The Government has managed to maintain a healthy operating surplus of $6.6 billion, according to the Crown accounts for the eight months ending February 2006.
The figures released today show the operating balance is higher than forecast by $2.7 billion due to previously announced investment income returns and the sale of assets.
After stripping out investment returns, revaluations and other book keeping items the surplus is running at $4.7 billion, $800 million higher than forecast.
Gross debt jumped to 23.2 per cent of GDP to $35.8 billion. This was around $3.2 billion higher than forecast, though Treasury said this was mainly explained by the Reserve Bank changing cash settlement rules with banks and not a leap in government borrowing.
Treasury said that net cash -- the money available or needed to borrow after all investments are taken into account -- was as expected with a $1.3 billion surplus.

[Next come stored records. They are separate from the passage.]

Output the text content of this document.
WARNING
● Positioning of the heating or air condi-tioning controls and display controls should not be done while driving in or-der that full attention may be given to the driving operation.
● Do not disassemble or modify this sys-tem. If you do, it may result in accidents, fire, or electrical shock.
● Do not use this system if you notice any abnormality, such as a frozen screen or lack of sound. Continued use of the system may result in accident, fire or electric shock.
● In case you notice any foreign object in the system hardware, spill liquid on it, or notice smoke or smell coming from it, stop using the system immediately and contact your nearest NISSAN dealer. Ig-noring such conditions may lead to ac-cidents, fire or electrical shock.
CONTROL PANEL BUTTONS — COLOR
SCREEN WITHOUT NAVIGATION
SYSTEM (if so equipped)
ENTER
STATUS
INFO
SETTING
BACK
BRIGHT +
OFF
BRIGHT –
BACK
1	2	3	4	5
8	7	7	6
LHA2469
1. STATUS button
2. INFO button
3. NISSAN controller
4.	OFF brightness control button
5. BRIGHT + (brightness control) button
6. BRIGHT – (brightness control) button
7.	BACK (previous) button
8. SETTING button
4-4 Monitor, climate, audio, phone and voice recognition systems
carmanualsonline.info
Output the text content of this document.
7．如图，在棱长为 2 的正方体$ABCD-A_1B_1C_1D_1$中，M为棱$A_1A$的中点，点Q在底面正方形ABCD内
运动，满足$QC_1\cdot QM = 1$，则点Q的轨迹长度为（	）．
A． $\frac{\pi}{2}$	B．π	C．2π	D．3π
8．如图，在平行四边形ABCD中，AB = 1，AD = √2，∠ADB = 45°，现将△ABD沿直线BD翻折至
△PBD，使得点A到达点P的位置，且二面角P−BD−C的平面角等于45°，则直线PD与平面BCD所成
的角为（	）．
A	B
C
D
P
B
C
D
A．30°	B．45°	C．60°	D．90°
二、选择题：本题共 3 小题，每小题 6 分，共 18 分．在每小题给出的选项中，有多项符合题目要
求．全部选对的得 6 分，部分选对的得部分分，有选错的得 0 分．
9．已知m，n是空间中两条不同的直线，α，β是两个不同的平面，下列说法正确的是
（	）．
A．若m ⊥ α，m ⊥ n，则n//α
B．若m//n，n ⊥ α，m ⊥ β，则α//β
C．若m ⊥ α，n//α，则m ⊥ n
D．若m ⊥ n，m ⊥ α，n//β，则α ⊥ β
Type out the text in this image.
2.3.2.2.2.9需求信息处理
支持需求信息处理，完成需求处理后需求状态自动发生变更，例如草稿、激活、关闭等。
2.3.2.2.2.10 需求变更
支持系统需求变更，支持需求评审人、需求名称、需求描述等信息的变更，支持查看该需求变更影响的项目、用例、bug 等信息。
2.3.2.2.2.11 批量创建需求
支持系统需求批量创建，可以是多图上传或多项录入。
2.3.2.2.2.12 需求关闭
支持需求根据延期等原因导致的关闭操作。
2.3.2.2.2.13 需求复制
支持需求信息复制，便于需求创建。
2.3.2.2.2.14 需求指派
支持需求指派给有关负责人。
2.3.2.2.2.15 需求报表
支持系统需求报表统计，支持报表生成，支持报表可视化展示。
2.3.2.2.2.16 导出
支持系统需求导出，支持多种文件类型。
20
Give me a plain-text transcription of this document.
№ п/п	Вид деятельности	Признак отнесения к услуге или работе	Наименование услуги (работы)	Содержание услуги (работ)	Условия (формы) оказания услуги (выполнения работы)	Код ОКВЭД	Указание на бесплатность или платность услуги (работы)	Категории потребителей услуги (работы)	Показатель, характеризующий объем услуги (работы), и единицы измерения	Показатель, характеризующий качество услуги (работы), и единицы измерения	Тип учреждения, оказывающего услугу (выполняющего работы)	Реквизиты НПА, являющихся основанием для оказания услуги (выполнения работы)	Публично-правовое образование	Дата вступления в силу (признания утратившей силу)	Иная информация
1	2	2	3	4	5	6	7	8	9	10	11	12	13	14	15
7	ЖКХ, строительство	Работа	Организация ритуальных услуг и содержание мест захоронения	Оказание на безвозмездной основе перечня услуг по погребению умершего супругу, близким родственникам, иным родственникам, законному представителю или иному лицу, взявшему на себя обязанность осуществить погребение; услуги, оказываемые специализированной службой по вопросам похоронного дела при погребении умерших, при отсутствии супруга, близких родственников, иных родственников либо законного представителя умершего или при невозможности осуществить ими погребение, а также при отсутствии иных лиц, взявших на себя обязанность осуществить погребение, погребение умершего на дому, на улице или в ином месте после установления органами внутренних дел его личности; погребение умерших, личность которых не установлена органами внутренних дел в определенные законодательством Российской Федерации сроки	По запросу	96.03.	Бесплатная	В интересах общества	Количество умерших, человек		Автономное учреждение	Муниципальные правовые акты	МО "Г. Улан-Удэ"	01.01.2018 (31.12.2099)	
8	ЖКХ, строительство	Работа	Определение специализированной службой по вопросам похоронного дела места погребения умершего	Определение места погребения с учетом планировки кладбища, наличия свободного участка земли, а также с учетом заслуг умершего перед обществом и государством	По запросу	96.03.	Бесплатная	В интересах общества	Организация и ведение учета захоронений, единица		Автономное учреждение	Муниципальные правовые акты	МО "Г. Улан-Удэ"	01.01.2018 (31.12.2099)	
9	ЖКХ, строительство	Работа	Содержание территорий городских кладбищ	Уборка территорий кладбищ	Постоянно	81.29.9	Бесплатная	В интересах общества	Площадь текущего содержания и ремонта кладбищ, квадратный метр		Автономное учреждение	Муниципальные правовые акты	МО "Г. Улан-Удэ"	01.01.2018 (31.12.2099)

Notes to the accounts said while the tax take was still ahead of expectations, this was being offset by higher expenditure.
In comparison to the first eight months of the previous financial year, taxation revenue was $2.2 billion higher (7.2 per cent) reflecting the strong labour market, company profits and consumer spending.
Core government spending was $4.3 billion higher (15.2 per cent) with welfare spending up S600 million, health expenses up $700 million and the impact of interest free student loans lifting education costs by $1.8 billion.